I thought the gas is held in the carb until the diagram opens the needle valve after impulse from the engine compression. Only then does it flow past the carb.


----------



## finaprint (Jan 29, 2006)

Most of those carbs used on small 2 strokes are the 'pumper' type, they have a set of mylar or rubber diaphragms that actually pump the fuel into the carb like a small fuel pump. Time and ethanol if used in your local fuel make those little flapper segments of the gasket get harder and then they do not close nearly so accurately, it often throws the fuel metering way off the map. The small holes in those carbs are way big enough to solidly flood the engine, typically they may not need but maybe 1/4 the amount of fuel that could come through them. You cannot even picture the amount of fuel one of those at idle needs it would be so small. There is a spring loaded valve in there that is a demand valve, it's setting is ultra critical and off even the slightest can make therm flood too. That valve sets up the fuel amount in toto that the engine uses up and down the operating range. The valve in effect is the same as fuel level setting on a float type carb, think what float level set way too high does...............it floods.
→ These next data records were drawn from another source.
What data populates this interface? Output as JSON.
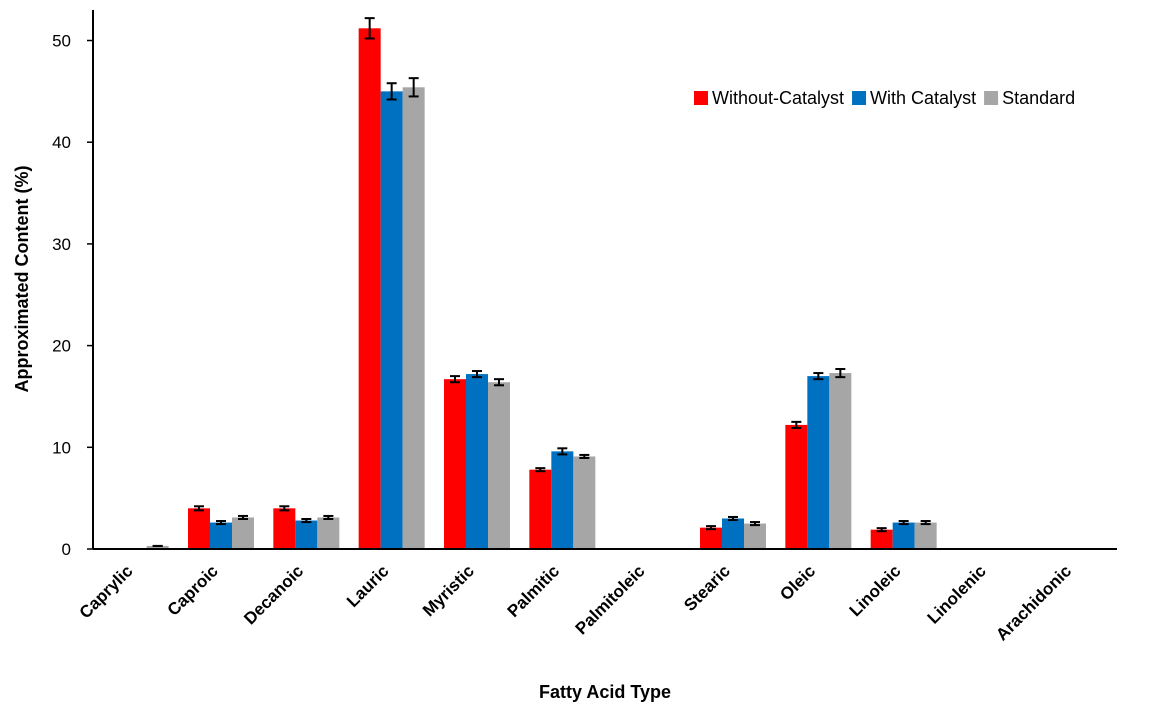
{
  "chart_data": {
    "type": "bar",
    "title": "",
    "xlabel": "Fatty Acid Type",
    "ylabel": "Approximated Content (%)",
    "ylim": [
      0,
      53
    ],
    "yticks": [
      0,
      10,
      20,
      30,
      40,
      50
    ],
    "grid": false,
    "legend_position": "top-right",
    "categories": [
      "Caprylic",
      "Caproic",
      "Decanoic",
      "Lauric",
      "Myristic",
      "Palmitic",
      "Palmitoleic",
      "Stearic",
      "Oleic",
      "Linoleic",
      "Linolenic",
      "Arachidonic"
    ],
    "series": [
      {
        "name": "Without-Catalyst",
        "color": "#ff0000",
        "values": [
          0,
          4.0,
          4.0,
          51.2,
          16.7,
          7.8,
          0,
          2.1,
          12.2,
          1.9,
          0,
          0
        ],
        "errors": [
          0,
          0.2,
          0.2,
          1.0,
          0.3,
          0.15,
          0,
          0.15,
          0.3,
          0.15,
          0,
          0
        ]
      },
      {
        "name": "With Catalyst",
        "color": "#0070c0",
        "values": [
          0,
          2.6,
          2.8,
          45.0,
          17.2,
          9.6,
          0,
          3.0,
          17.0,
          2.6,
          0,
          0
        ],
        "errors": [
          0,
          0.15,
          0.15,
          0.8,
          0.3,
          0.3,
          0,
          0.15,
          0.3,
          0.15,
          0,
          0
        ]
      },
      {
        "name": "Standard",
        "color": "#a6a6a6",
        "values": [
          0.3,
          3.1,
          3.1,
          45.4,
          16.4,
          9.1,
          0,
          2.5,
          17.3,
          2.6,
          0,
          0
        ],
        "errors": [
          0,
          0.15,
          0.15,
          0.9,
          0.3,
          0.15,
          0,
          0.15,
          0.4,
          0.15,
          0,
          0
        ]
      }
    ]
  }
}
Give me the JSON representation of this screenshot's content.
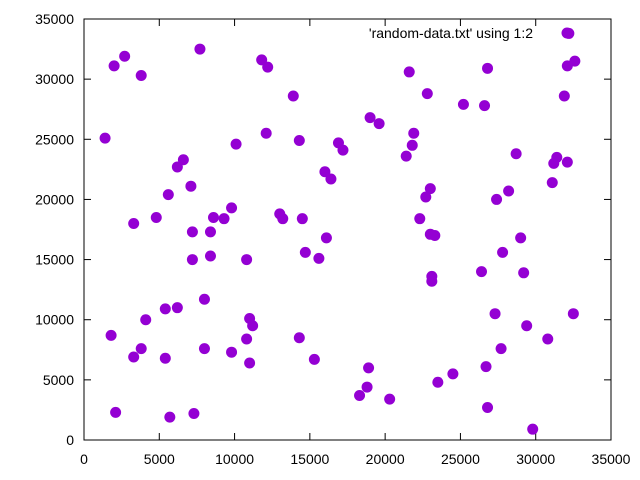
{
  "chart_data": {
    "type": "scatter",
    "title": "",
    "xlabel": "",
    "ylabel": "",
    "xlim": [
      0,
      35000
    ],
    "ylim": [
      0,
      35000
    ],
    "xticks": [
      "0",
      "5000",
      "10000",
      "15000",
      "20000",
      "25000",
      "30000",
      "35000"
    ],
    "yticks": [
      "0",
      "5000",
      "10000",
      "15000",
      "20000",
      "25000",
      "30000",
      "35000"
    ],
    "xtick_values": [
      0,
      5000,
      10000,
      15000,
      20000,
      25000,
      30000,
      35000
    ],
    "ytick_values": [
      0,
      5000,
      10000,
      15000,
      20000,
      25000,
      30000,
      35000
    ],
    "grid": false,
    "legend_position": "top-right",
    "series": [
      {
        "name": "'random-data.txt' using 1:2",
        "color": "#9400d3",
        "points": [
          [
            1400,
            25100
          ],
          [
            2000,
            31100
          ],
          [
            2700,
            31900
          ],
          [
            3800,
            30300
          ],
          [
            7700,
            32500
          ],
          [
            1800,
            8700
          ],
          [
            2100,
            2300
          ],
          [
            3300,
            18000
          ],
          [
            3300,
            6900
          ],
          [
            3800,
            7600
          ],
          [
            4100,
            10000
          ],
          [
            4800,
            18500
          ],
          [
            5400,
            10900
          ],
          [
            5400,
            6800
          ],
          [
            5600,
            20400
          ],
          [
            5700,
            1900
          ],
          [
            6200,
            22700
          ],
          [
            6200,
            11000
          ],
          [
            6600,
            23300
          ],
          [
            7100,
            21100
          ],
          [
            7200,
            17300
          ],
          [
            7200,
            15000
          ],
          [
            7300,
            2200
          ],
          [
            8000,
            11700
          ],
          [
            8000,
            7600
          ],
          [
            8400,
            17300
          ],
          [
            8400,
            15300
          ],
          [
            8600,
            18500
          ],
          [
            9300,
            18400
          ],
          [
            9800,
            19300
          ],
          [
            9800,
            7300
          ],
          [
            10100,
            24600
          ],
          [
            10800,
            15000
          ],
          [
            10800,
            8400
          ],
          [
            11000,
            10100
          ],
          [
            11000,
            6400
          ],
          [
            11200,
            9500
          ],
          [
            11800,
            31600
          ],
          [
            12200,
            31000
          ],
          [
            12100,
            25500
          ],
          [
            13000,
            18800
          ],
          [
            13200,
            18400
          ],
          [
            13900,
            28600
          ],
          [
            14300,
            24900
          ],
          [
            14300,
            8500
          ],
          [
            14500,
            18400
          ],
          [
            14700,
            15600
          ],
          [
            15300,
            6700
          ],
          [
            15600,
            15100
          ],
          [
            16000,
            22300
          ],
          [
            16100,
            16800
          ],
          [
            16400,
            21700
          ],
          [
            16900,
            24700
          ],
          [
            17200,
            24100
          ],
          [
            18300,
            3700
          ],
          [
            18800,
            4400
          ],
          [
            18900,
            6000
          ],
          [
            19000,
            26800
          ],
          [
            19600,
            26300
          ],
          [
            20300,
            3400
          ],
          [
            21400,
            23600
          ],
          [
            21600,
            30600
          ],
          [
            21800,
            24500
          ],
          [
            21900,
            25500
          ],
          [
            22300,
            18400
          ],
          [
            22700,
            20200
          ],
          [
            22800,
            28800
          ],
          [
            23000,
            20900
          ],
          [
            23000,
            17100
          ],
          [
            23100,
            13600
          ],
          [
            23100,
            13200
          ],
          [
            23300,
            17000
          ],
          [
            23500,
            4800
          ],
          [
            24500,
            5500
          ],
          [
            25200,
            27900
          ],
          [
            26400,
            14000
          ],
          [
            26600,
            27800
          ],
          [
            26700,
            6100
          ],
          [
            26800,
            30900
          ],
          [
            26800,
            2700
          ],
          [
            27300,
            10500
          ],
          [
            27400,
            20000
          ],
          [
            27700,
            7600
          ],
          [
            27800,
            15600
          ],
          [
            28200,
            20700
          ],
          [
            28700,
            23800
          ],
          [
            29000,
            16800
          ],
          [
            29200,
            13900
          ],
          [
            29400,
            9500
          ],
          [
            29800,
            900
          ],
          [
            30800,
            8400
          ],
          [
            31100,
            21400
          ],
          [
            31200,
            23000
          ],
          [
            31400,
            23500
          ],
          [
            31900,
            28600
          ],
          [
            32100,
            23100
          ],
          [
            32100,
            31100
          ],
          [
            32200,
            33800
          ],
          [
            32500,
            10500
          ],
          [
            32600,
            31500
          ]
        ]
      }
    ]
  }
}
The valve is supposed to feed just enough fuel for proper running under load but no more, if it feeds too much then the amount fed then overwhelms the mixture screws, which are in effect the jets on bigger carbs. Again, rich and floods. They give settings for those valves but sometimes you have to tweak a bit off spec to get what you want. Normally if never touched you do the same, DON'T touch the setting, it can be h-ll getting it back. As little as .005" in difference can screw them up.

Ethanol allowed to set up in a carb over even one winter can harden those flappers, I tend to empty my tank and then start engine up to run the carb dry to keep it empty, it then starts much better next year.


----------